A retired senior officer of the Nigerian Air Force, Group Captain Sadeeq Shehu, has advised the Federal Government and authorities in Katsina on the rescue of the schoolboys who have been missing since two days ago.
He specifically warned against the use of force in the bid to rescue the boys and recommended negotiation as the first step to take.
Shehu, who is an adjunct professor at the George Marshall European Centre for Security Studies in Germany, made the remarks during his appearance on Channels Television’s Sunday Politics.
“As we are going into the rescue operation, I would like to sympathise with the people that are involved and also to commiserate with the security officers and at the same time, to sound a warning, in all honesty, I am not completely comfortable when I heard that there was an exchange of fire,” he said.
The security expert explained, “In a situation where you have children that are still with the hostages, and it is not even in a confined space … this is inside the forest, I think the idea of exchanging fire with people who are still holding our children should be properly thought about.
“There could be a lot of risks in that. When you have hostages with any criminal or any abductor, I think the first issue will be a negotiation.”
On Friday night, bandits invaded the Government Science Secondary School in Kankara, a Local Government Area in Katsina with hundreds of students missing in the process.
Lack Of Training In Nigeria’s Security Architecture
The incident sparked an outrage with calls from various individuals and groups on the government to step up efforts towards securing the people and their properties.

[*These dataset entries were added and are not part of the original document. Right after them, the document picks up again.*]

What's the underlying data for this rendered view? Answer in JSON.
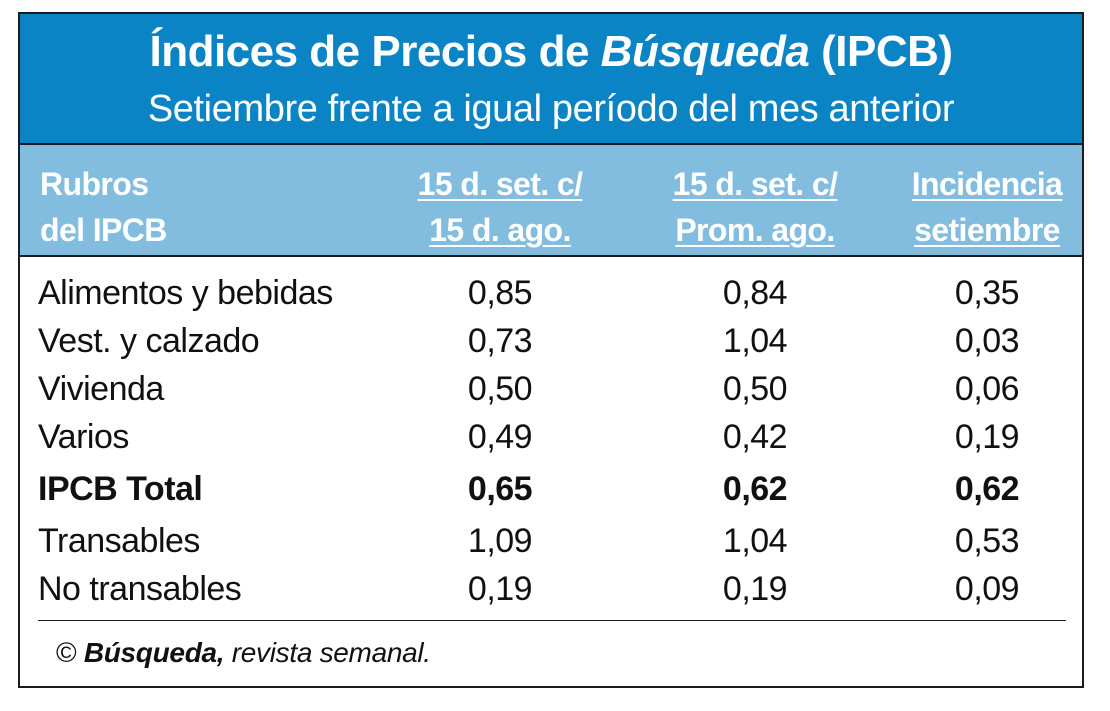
{
  "chart_data": {
    "type": "table",
    "title_main": "Índices de Precios de ",
    "title_italic": "Búsqueda",
    "title_end": " (IPCB)",
    "subtitle": "Setiembre frente a igual período del mes anterior",
    "columns": [
      {
        "line1": "Rubros",
        "line2": "del IPCB"
      },
      {
        "line1": "15 d. set. c/",
        "line2": "15 d. ago."
      },
      {
        "line1": "15 d. set. c/",
        "line2": "Prom. ago."
      },
      {
        "line1": "Incidencia",
        "line2": "setiembre"
      }
    ],
    "rows": [
      {
        "label": "Alimentos y bebidas",
        "values": [
          "0,85",
          "0,84",
          "0,35"
        ],
        "bold": false
      },
      {
        "label": "Vest. y calzado",
        "values": [
          "0,73",
          "1,04",
          "0,03"
        ],
        "bold": false
      },
      {
        "label": "Vivienda",
        "values": [
          "0,50",
          "0,50",
          "0,06"
        ],
        "bold": false
      },
      {
        "label": "Varios",
        "values": [
          "0,49",
          "0,42",
          "0,19"
        ],
        "bold": false
      },
      {
        "label": "IPCB Total",
        "values": [
          "0,65",
          "0,62",
          "0,62"
        ],
        "bold": true
      },
      {
        "label": "Transables",
        "values": [
          "1,09",
          "1,04",
          "0,53"
        ],
        "bold": false
      },
      {
        "label": "No transables",
        "values": [
          "0,19",
          "0,19",
          "0,09"
        ],
        "bold": false
      }
    ],
    "footer_copy": "© ",
    "footer_brand": "Búsqueda,",
    "footer_rest": " revista semanal."
  },
  "colors": {
    "title_band": "#0b84c6",
    "header_band": "#82bde0",
    "border": "#1c1c1c",
    "text": "#111111"
  }
}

While the Katsina State Governor, Aminu Masari, confirmed that at least 333 students were missing, the Minister of Defence, Major General Bashir Magashi, said the boys would be rescued in some few hours.
More than five hours after the minister made the comments, the students have yet to return as of press time.
In further reaction to the abduction, Shehu who is also a former Deputy Head of Security at the African Union Commission in Addis Ababa, Ethiopia, decried the response time of the security forces to arrive at the school.
According to him, it took the security operatives about nine hours to respond as there was no response until the next morning.
The security expert insisted that engaging the bandits in a shootout was a wrong move to make, stressing that such a situation could expose the abducted students to danger.
“Again, it shows the training we lack in our security architecture. Every police department should have a negotiator because we cannot be firing into the bush when we don’t know where the children are.
“The issue is not throwing blames, but we have to accept that attacks on schools have become a function not only in Nigeria but in many other countries around the world,” he said.
Shehu added, “There are lessons to be learned from the government side, from the school authorities, you need to have the minimum security and safety standard.”